Three-month base metals prices are up an average of 0.5% on the London Metal Exchange this morning, Tuesday May 2, with aluminium and lead prices slightly weaker while the rest are up between 0.3% for tin prices and 1.4% for zinc prices, with copper prices up 0.7% at $5,777 per tonne.
This comes after a 0.5% average gain on Friday, April 28.
There is price weakness across the board in the precious metals this morning, with spot prices down between 1% for gold and 1.7% for silver.
Metals prices on the Shanghai Futures Exchange are for the most part higher this morning, the exception is aluminium, where prices are down 1.3%, while the rest are up an average of 1.9%, led by a 2.6% gain in zinc prices, with copper prices up 1.1% at 46,730 yuan per tonne. Given poor Chinese manufacturing PMI data, that dropped to 50.3 from 51.2, it is surprising metals have climbed as well as they have.
Spot copper prices in Changjiang are up 1.4% at 46,820-46,970 yuan per tonne and the LME/Shanghai copper arb ratio is weaker, trading at around 8.09.
In other metals in China, September iron ore futures are up 3.9% on the Dalian Commodity Exchange, while on the SHFE, steel rebar prices are up 1.9% and gold and silver prices are weaker by 0.7% and 1.8%, respectively.
In international markets, spot Brent crude oil prices are down 1% at $51.31 per barrel and the yield on the US ten-year treasuries has climbed to 2.32%.

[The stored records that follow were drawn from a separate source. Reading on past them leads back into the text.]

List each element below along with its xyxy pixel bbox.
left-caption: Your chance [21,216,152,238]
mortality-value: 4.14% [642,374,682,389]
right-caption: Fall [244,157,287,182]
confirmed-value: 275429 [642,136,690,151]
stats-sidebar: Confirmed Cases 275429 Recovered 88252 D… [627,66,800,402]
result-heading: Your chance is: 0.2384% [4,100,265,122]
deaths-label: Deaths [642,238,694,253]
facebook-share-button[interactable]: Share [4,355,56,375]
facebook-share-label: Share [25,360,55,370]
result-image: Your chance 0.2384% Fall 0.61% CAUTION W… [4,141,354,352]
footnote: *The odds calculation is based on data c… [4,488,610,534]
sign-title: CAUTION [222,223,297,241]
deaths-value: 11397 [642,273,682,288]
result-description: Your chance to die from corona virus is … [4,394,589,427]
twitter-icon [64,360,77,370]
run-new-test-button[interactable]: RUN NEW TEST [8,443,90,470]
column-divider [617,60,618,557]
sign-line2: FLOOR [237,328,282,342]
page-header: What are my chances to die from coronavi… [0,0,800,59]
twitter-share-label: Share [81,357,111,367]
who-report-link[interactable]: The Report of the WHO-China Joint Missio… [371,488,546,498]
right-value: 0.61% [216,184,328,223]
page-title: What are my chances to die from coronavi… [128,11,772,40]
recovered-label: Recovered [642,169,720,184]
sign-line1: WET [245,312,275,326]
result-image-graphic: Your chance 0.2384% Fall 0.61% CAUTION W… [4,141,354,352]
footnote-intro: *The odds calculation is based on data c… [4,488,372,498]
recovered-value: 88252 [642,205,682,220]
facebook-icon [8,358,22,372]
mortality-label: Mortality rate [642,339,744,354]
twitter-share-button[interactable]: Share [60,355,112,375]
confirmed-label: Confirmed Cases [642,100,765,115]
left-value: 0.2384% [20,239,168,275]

The Dow closed slightly weaker on Monday at 20,913. In Asia this morning, the Nikkei and Kospi are both up 0.6%, the CSI 300 is off 0.5%, the ASX 200 is off 0.3% and the Hang Seng little changed.
The dollar index at 99.05 has halted its slide but it is not getting any lift with prices consolidating. There is resistance at 99.33 and a gap up to 99.89. The euro at 1.0920 is holding below recent highs, as is sterling at 1.2897, the yen is weaker at 112.06, while the Australian dollar is firmer at 0.7533.
In emerging market (EM) currencies, the yuan is little changed at 6.8963, the peso is strengthening again as is the ringgit, while the rest are little changed.
In addition to the Chinese PMI data, Bank of Japan core CPI fell 0.1%, later there is manufacturing PMI data out across Europe, plus there is data on Italian and EU unemployment and US total vehicle sales.
Most of the base metals spiked higher this morning but some selling seems to be taking advantage of the higher prices with prices giving back some of the early gains. This may well be on the back of the weaker than expected Chinese PMI data. On balance, the tone across most of the complex is firmer, the exception is aluminium where prices are weaker, but that said, aluminium has been by far the strongest metal this year, so this current weakness is relative.
Chinese PMI data is an issue, it helps explain the overall sluggish start to the seasonally stronger second quarter – we wait to see what European PMI data holds.
Gold prices are retreating and with the yen also weakening it does look as though demand for havens has waned. President Donald Trump’s offer to meet North Korean leader Kim Jong-un in appropriate circumstances, may have eased tensions somewhat. Silver and platinum are looking weaker too, while palladium is off its highs, but remains strong overall.